Essentially I was engaging in a behavior that I knew was causing issues, but didn't quite "understand" until I actually put myself in their shoes.
Understanding puts me in a better position to avoid the behavior, but there's still things I need to do in order to improve.
When I can resolve these quandary's, I'll be in a better position to make friends and keep friendships. I'll be a better friend, which is a great goal, because it will help me stay happier.
I'm alive, so all is well
My feet were definitely killing me though, need some insoles for sure.
I have another one from Christmas Eve into Christmas Day! Wish me luck.
An Insane Amount of Hours
In addition to the 24-hour shift, I have 3 other 8 hour Eve shifts on schedule
I was told that I can pick up a Sleep Aid whenever I do an Eve shift, and since my Eve shifts already push me into overtime, I can potentially pick up a huge amount of hours this week, should they actually allow me to pick up a Sleep Aid for each Eve shift.
Romaine Lettuce, Walnuts, Apples, Feta Cheese, Cinnamon, and a dressing made of Olive oil, apple cider, cinnamon and allspice?
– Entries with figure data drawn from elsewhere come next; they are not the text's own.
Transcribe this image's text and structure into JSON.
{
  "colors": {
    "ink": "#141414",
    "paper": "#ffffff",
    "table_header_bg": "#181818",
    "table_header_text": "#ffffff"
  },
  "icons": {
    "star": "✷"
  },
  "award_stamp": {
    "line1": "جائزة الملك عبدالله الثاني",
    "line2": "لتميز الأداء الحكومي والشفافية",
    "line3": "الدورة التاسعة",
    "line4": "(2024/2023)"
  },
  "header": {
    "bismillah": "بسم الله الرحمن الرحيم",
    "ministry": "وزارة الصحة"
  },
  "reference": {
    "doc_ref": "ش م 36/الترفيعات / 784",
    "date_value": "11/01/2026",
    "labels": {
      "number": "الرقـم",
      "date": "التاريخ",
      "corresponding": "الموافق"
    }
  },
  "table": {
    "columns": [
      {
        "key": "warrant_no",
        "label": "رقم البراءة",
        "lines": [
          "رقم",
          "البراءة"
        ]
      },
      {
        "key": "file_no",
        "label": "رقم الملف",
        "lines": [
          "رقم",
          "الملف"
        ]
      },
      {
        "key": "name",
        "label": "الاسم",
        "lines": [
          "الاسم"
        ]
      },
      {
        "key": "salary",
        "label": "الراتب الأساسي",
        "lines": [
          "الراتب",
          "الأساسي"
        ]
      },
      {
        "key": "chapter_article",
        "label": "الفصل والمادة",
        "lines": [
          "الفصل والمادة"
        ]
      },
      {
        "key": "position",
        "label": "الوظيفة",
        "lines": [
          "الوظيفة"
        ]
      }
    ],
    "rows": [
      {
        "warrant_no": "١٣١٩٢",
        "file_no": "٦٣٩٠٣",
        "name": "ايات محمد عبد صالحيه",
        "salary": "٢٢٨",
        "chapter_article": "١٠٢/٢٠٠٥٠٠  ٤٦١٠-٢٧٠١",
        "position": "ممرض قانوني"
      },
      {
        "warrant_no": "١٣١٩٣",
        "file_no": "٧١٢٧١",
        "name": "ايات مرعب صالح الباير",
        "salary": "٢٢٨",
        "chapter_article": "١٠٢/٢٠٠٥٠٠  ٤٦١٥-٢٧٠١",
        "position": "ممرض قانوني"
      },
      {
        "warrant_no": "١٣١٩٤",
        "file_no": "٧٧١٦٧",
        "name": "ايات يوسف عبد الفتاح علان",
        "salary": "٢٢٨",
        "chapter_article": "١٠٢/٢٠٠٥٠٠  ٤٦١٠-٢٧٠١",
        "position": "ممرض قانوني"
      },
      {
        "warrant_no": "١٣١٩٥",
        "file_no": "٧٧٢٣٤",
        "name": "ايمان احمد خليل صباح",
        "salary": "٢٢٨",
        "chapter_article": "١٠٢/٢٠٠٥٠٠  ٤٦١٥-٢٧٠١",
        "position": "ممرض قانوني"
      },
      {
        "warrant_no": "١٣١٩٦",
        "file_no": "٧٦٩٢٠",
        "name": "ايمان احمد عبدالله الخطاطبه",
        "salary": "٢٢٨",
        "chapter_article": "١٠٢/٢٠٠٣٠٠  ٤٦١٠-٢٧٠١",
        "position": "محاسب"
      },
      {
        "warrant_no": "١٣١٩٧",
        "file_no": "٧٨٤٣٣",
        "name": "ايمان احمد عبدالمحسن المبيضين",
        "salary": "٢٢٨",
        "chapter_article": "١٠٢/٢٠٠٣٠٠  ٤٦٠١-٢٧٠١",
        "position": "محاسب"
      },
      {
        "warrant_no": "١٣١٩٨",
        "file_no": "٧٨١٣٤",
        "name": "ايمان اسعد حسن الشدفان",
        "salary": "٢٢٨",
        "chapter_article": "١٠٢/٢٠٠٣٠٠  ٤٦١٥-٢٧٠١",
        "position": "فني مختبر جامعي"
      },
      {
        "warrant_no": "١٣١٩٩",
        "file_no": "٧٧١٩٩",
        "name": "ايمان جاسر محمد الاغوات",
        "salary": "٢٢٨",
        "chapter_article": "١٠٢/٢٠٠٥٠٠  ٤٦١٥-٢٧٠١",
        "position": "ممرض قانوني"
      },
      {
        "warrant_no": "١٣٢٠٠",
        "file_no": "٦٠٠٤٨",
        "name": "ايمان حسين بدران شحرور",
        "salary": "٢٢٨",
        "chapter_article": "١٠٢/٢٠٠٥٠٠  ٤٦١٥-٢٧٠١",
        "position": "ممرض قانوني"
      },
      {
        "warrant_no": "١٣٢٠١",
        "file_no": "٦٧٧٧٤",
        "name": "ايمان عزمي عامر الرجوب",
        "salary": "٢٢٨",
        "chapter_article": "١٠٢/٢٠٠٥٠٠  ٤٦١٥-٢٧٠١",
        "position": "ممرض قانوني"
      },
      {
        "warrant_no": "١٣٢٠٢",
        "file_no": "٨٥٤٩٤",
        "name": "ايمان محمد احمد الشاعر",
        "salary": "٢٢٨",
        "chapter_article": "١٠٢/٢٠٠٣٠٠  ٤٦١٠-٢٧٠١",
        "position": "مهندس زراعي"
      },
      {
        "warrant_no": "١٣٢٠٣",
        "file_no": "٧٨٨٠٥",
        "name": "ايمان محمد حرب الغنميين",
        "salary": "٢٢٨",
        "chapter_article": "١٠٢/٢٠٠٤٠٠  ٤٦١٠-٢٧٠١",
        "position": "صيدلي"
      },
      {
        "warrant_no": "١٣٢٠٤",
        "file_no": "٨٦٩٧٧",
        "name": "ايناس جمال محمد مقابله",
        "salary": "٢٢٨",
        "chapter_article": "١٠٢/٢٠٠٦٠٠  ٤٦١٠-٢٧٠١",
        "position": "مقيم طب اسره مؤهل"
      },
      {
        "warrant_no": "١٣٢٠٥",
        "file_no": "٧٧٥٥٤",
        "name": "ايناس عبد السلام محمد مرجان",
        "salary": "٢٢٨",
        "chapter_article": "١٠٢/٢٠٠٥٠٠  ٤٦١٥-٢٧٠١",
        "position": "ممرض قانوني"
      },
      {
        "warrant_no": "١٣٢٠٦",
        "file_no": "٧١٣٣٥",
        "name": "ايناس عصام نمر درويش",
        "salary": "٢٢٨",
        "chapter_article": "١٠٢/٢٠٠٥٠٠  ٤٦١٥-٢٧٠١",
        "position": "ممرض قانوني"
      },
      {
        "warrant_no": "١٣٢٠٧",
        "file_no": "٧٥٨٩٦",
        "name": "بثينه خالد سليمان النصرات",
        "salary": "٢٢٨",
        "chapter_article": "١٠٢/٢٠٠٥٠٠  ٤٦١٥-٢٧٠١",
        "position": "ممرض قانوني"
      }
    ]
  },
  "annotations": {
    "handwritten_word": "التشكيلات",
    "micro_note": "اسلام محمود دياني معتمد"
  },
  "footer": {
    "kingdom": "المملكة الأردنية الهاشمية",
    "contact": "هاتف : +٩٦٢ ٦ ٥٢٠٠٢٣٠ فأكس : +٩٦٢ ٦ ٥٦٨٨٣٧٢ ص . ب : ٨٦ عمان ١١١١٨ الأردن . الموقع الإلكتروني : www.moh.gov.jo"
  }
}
What could be better?
The other day I stopped in by my old work to pick up a sandwich, yes, I still intend to eat there from time to time, both because I do enjoy their food and because it gives me a chance to keep in touch with former co-workers.
"Graduated" from the JRC program today!
I have two Overnight "Training" shifts, where I'll do a full, actual shift where I'm still counted as "training".
Then I'll have 30 days in which I can make mistakes that can be reported to training for a "retraining" and not count against my evaluations.
Then I'll have another 4 to 4 1/2 months where I'll be in my "probationary" period, after which I'll be considered a full-fledged employee and begin being eligible for things such as direct deposit, additional trainings, vacation time and more.
New Job Excitement
The new job offers a lot of potential if I don't screw it up
Not only is there career growth, but, if I want to take extra shifts, there's good opportunities for me to do that, and, by doing that, I can make a lot of extra funds which I can use to pay down debts and get myself on solid footing
Of course there's career growth too. With some extra schooling I can work my way up to a much higher position after a few years, with some excellent pay which I can use to support a life: a wife, kids, the beginnings of a family. (I can get other, smaller promotions along the way if I perform well).
My friend from WoW, who I'll call Geek Girl, just to spite her, complained that I didn't give her a shout out in my most recent vlog, which is so wrong, because I gave her a shout out in an earlier one, but here, shouting out again. Geek girl is awesome! And one of my favorites. Oi!
Helped someone move today, and it was only a couple of things but I'm already exhausted. Hopefully work isn't too bad tonight.
I work from 3-11 today, which is different. We'll be getting some practical training in the residences, hence the late shift.
I got my car back today! Woohoooooooo!
I'm going to have to figure out what I want to do today before I go to work. I don't really have any errands to run, but I do have some things I could write.
Fun with Friends
Grady was upset that I didn't mention her epic vocals in my last vlog, you should check her channel out at ActinForever, somewhere in there she has two camp videos where she sings. If you can pick out her voice, you're better than I!
Shout to to Andrew, my best friend who I never talk to! Gah.
Technically today was "Practical Application of Physical Skills (PAPS)" which made it sound like we were going to be tested physically on what we were learned, but we just had one simple paper quiz and then some more Safety Care training.
Tired and exhausted, like yesterday!
I was restrained for about 15 minutes or more in one go today as part of a demonstration, it was not easy! It's obvious why the most restrictive restraints are a last resort and very heavily regulated.
I get it back tomorrow!
I realized how much my car picks up by experiencing the lack thereof in my sister's car
I still HATE driving, but I definitely miss having my own vehicle
Have had fun on OkCupid meeting new people, it's nice to make friends as well as seek out potential relationships.
Have just recently met an inspiring young woman with a passion for music and singing, she offers lessons. Wonder if I should take her up on them!